The Corporation is responding: it has for example set up platforms in China and in Singapore. While there are concerns that these platforms are writing business that would otherwise come to London, Beale presented them as a positive response to the need to tap into these new markets, where much business is currently being retained locally.
The LMG, which was formed some years ago to look at reforming the market, identifies a vast, practically untapped, market for the kind of difficult, specialised cover that Lloyd’s currently writes.
Lloyd’s has confirmed that it will be releasing a report in the next few months which shows that manmade threats, like cyber and pandemics, are growing in importance as a threat to global GDP. These are areas where traditional clients – as well as the new ones – will need cover.
Beale highlights that in the corporate world this is an arena where assets are as likely to be intellectual as well as physical. Where the assets are stored in the cloud rather than in a warehouse, and where supply chains stretch all around the world. The Insurance industry needs to respond to these new challenges.
Challenges identified by the Boston Consulting Group Report
The BCG report looked at what the London market as a whole needs to do collectively to keep it relevant. This report identifies six challenges, which are best summarised as:
- A preference by customers to buy insurance in their local market
- London’s share of business in the emerging markets is declining
- London is losing share in reinsurance
- London’s expense ratios are higher than its peers, and that there is a danger that the high regulatory burden could put London at a further price disadvantage
- Current pricing conditions
The Council of Lloyd’s has set a strategy – Vision 2025 – which is about growth, expansion and innovation.
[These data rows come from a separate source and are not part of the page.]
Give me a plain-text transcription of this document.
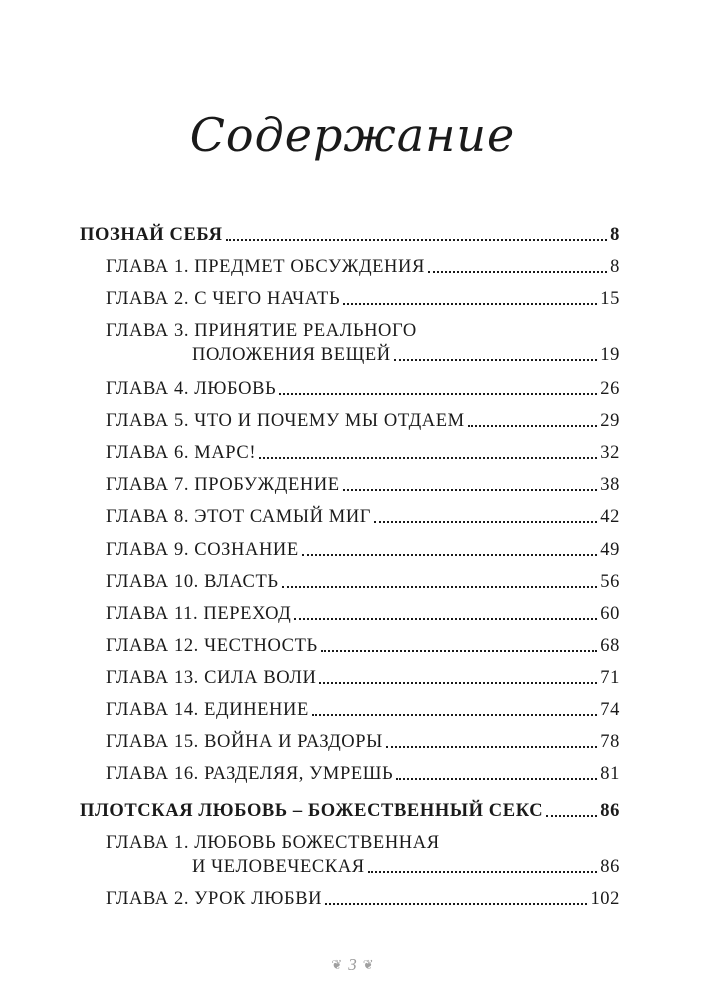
Содержание
ПОЗНАЙ СЕБЯ	8
ГЛАВА 1. ПРЕДМЕТ ОБСУЖДЕНИЯ	8
ГЛАВА 2. С ЧЕГО НАЧАТЬ	15
ГЛАВА 3. ПРИНЯТИЕ РЕАЛЬНОГО
ПОЛОЖЕНИЯ ВЕЩЕЙ	19
ГЛАВА 4. ЛЮБОВЬ	26
ГЛАВА 5. ЧТО И ПОЧЕМУ МЫ ОТДАЕМ	29
ГЛАВА 6. МАРС!	32
ГЛАВА 7. ПРОБУЖДЕНИЕ	38
ГЛАВА 8. ЭТОТ САМЫЙ МИГ	42
ГЛАВА 9. СОЗНАНИЕ	49
ГЛАВА 10. ВЛАСТЬ	56
ГЛАВА 11. ПЕРЕХОД	60
ГЛАВА 12. ЧЕСТНОСТЬ	68
ГЛАВА 13. СИЛА ВОЛИ	71
ГЛАВА 14. ЕДИНЕНИЕ	74
ГЛАВА 15. ВОЙНА И РАЗДОРЫ	78
ГЛАВА 16. РАЗДЕЛЯЯ, УМРЕШЬ	81
ПЛОТСКАЯ ЛЮБОВЬ – БОЖЕСТВЕННЫЙ СЕКС	86
ГЛАВА 1. ЛЮБОВЬ БОЖЕСТВЕННАЯ
И ЧЕЛОВЕЧЕСКАЯ	86
ГЛАВА 2. УРОК ЛЮБВИ	102
❦ 3 ❦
This was launched at Lloyd’s by David Cameron.
The Corporation is implementing it as demonstrated that in 2014 Lloyd’s got:
- A licence in Beijing
- Approval for an office in Dubai
- A new life licence in Poland
- A direct MAT licence in Colombia
- and the go ahead to open a representative office in Mexico
There is also more encouraging news on the regulatory front in India, with signs of progress being made on important reforms of the insurance industry that will enable Lloyd’s to establish a local reinsurance branch.
Lloyd’s approved 107 new coverholders and two in countries for the first time – Lithuania and Mexico.
The Corporation also helped to set up consortia in China, France and Singapore.
Seven new Lloyd's registered brokers are accessing Lloyd's in London from outside the UK – five are within the EU, two are outside the EU.
Lloyd’s achieved consensus across the market on the way forward for our modernisation effort on refreshing the central services provided by Xchanging.
Beale’s message was powerful and persuasive. Lloyd’s does not want the market’s growth to come from undercutting existing business at unsustainable prices – rather it should look beyond the horizon to opportunities where it can demonstrate its expertise and resource by providing a solution to the needs of developing industries/markets.